Riccardo Muti, Don Giovanni e i giovani talenti: a Milano l’Opera Academy 2025

Autore Redazione Web | mer, 17 dic 2025 14:26 | Riccardo-Muti-Italian-Opera-Academy Talenti Soprano Santoro

Protagonisti direttori da tutto il mondo e il soprano Marily Santoro nel segno della grande tradizione operistica italiana

di Luisa Bellissimo - L’edizione 2025 della “Riccardo Muti Italian Opera Academy” si è aperta a Milano presso la Fondazione Prada il 19 novembre con una lezione concerto del Maestro sul Don Giovanni e si è conclusa con la prova finale dei giovani direttori il 27 novembre scorso. Il 30 novembre l’Orchestra Cherubini è stata diretta dalla celebre bacchetta partenopea per il concerto finale.

Italia, Irlanda, Cina, Germania, Corea del Sud e Romania sono i Paesi di provenienza dei giovani direttori d’orchestra selezionati per il progetto ideato dal Maestro, da sempre impegnato nella valorizzazione dei talenti musicali.

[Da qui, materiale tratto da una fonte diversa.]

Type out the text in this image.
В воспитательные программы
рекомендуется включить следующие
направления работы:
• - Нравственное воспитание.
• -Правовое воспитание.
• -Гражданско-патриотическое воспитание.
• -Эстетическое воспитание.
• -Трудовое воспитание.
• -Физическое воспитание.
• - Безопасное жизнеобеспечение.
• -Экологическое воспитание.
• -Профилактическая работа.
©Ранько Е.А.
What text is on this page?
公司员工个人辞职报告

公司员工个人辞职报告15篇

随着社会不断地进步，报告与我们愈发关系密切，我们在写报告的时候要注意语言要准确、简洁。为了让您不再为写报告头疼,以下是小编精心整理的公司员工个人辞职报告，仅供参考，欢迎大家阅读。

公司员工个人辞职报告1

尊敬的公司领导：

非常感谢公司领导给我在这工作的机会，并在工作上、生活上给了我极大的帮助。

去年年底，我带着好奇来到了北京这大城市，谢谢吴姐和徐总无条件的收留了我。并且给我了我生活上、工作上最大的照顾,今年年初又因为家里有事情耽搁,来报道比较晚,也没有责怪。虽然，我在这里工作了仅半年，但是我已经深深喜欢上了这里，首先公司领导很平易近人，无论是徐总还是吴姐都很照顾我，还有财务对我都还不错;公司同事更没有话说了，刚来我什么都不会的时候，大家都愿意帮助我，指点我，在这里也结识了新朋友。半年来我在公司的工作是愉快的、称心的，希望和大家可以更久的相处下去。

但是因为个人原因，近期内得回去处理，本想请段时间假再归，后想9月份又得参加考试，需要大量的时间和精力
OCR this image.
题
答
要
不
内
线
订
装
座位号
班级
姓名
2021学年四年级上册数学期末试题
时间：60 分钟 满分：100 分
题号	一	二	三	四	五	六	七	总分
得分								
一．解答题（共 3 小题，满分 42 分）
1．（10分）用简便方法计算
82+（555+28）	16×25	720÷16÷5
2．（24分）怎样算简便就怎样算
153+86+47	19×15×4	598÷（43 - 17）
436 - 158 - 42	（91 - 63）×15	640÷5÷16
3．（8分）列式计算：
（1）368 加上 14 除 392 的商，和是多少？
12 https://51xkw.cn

Tra i protagonisti dell’opera il soprano reggino Marily Santoro, nel ruolo di donna Elvira, tradita ed abbandonata dal Don Giovanni: “Cantare per il maestro Muti è stato il coronamento di un sogno a lungo sudato e desiderato – racconta la soprano allieva di Raina Kabaivanska – sicuramente il riconoscimento di un percorso di studi a cui non mi sono mai negata, sottoponendo me stessa ad un duro lavoro, fatto di sacrificio e passione”.

Ed infatti, l’intensa interpretazione della soprano ha raccolto il favore del pubblico ma soprattutto del maestro: “L’apprezzamento e la stima che il Maestro ha riposto, sin da subito, sulla mia persona, è stata la più grande soddisfazione; è stata per me la conferma di aver fatto le scelte giuste, anche se spesso e volentieri mi sono costate il dover andare controcorrente”.

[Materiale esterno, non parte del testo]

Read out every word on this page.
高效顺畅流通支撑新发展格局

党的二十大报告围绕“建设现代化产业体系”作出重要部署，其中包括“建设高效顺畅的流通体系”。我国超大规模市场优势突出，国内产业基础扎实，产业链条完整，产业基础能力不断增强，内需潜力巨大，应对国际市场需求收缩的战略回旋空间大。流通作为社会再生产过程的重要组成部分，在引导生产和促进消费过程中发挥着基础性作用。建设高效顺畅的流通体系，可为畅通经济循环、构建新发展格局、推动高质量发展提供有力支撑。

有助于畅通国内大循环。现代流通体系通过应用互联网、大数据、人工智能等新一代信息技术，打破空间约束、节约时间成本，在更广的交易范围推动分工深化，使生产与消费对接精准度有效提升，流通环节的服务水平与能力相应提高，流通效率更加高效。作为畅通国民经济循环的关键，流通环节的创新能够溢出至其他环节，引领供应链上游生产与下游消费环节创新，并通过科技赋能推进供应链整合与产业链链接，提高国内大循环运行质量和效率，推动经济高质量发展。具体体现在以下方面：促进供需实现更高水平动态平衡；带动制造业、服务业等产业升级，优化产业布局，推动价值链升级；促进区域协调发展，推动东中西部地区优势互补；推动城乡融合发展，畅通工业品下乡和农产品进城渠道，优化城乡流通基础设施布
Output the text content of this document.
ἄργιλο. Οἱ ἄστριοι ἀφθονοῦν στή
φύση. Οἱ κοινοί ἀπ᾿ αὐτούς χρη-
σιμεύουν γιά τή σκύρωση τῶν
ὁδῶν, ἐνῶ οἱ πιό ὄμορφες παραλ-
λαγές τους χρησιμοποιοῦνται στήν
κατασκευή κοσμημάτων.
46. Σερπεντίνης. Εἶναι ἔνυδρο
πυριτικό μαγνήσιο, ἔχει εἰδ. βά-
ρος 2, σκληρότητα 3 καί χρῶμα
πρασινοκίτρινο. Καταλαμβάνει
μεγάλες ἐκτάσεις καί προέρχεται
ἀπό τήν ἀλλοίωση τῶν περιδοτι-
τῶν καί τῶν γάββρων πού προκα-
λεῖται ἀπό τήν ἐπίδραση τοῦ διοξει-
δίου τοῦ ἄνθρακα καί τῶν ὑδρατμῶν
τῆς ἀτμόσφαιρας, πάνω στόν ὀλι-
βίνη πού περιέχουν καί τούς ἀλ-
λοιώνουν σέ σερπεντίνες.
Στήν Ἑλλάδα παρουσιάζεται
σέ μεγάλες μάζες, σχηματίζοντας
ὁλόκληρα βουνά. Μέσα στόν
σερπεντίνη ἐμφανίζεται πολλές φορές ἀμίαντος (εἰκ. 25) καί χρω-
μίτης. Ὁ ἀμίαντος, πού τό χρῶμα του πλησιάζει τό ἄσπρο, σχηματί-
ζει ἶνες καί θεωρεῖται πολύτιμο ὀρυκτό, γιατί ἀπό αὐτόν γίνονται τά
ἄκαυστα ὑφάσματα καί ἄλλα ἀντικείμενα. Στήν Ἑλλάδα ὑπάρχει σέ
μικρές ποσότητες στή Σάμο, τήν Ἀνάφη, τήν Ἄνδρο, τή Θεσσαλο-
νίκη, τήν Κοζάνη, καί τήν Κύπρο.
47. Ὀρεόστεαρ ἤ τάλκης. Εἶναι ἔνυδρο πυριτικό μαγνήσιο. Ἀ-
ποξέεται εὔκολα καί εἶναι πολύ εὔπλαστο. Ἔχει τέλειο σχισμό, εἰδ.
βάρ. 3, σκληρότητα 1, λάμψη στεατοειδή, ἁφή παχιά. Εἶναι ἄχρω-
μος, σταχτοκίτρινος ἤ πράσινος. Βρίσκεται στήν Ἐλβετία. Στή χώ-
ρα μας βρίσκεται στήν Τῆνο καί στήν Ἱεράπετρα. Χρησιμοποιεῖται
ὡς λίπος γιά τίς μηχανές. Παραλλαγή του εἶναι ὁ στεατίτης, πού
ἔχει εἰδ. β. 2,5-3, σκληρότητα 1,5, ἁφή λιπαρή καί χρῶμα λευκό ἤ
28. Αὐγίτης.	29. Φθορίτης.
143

Ed è proprio il maestro, durante le prove, a chiosare l’evidente passionalità della Donna Elvira interpretata dalla Santoro: “Eccola, la donna del Sud! Da brava calabrese”.

“L’entusiasmo nel potermi confrontare con un ruolo che ho conosciuto subito mio, sin dalla prima volta che l’ho cantato, ovvero Donna Elvira – conclude Marily Santoro – mi ha investito in ogni momento della giornata di lavoro con lui. Posso certamente dire che quest’uomo mi ha regalato in maniera del tutto gratuita e generosa tutto quello che c’è da sapere per un ruolo che ho particolarmente a cuore”.

Sono perle di saggezza quelle che il maestro ha regalato alla platea presente alle prove aperte. Sono scampoli di una cultura atavica che germoglia dalla musica e non solo.

Frammento dopo frammento, cadenza dopo cadenza, la prestigiosa opera di Wolfgang Amadeus Mozart viene parafrasata dal Maestro Riccardo Muti. Essenziale e spesso ironico, sciorina con dovizia di particolari i segreti di partiture che appartengono alla cultura italiana.

Ironizza con i professionisti internazionali ricordando, con un velo di orgoglio che traspare, l’indissolubile legame che c’è tra la lingua italiana e l’opera. Non si risparmia nel ripetere le singole cadenze con i singoli cantanti, sedendosi al pianoforte accanto ai diversi direttori. Ed improvvisamente non esiste solo Mozart ma anche Verdi perché il maestro cita “Il trovatore” e scardina etimologie che davanti agli “ospiti”, come definisce il pubblico il maestro, diventano un patrimonio di conoscenza da custodire e soprattutto preservare.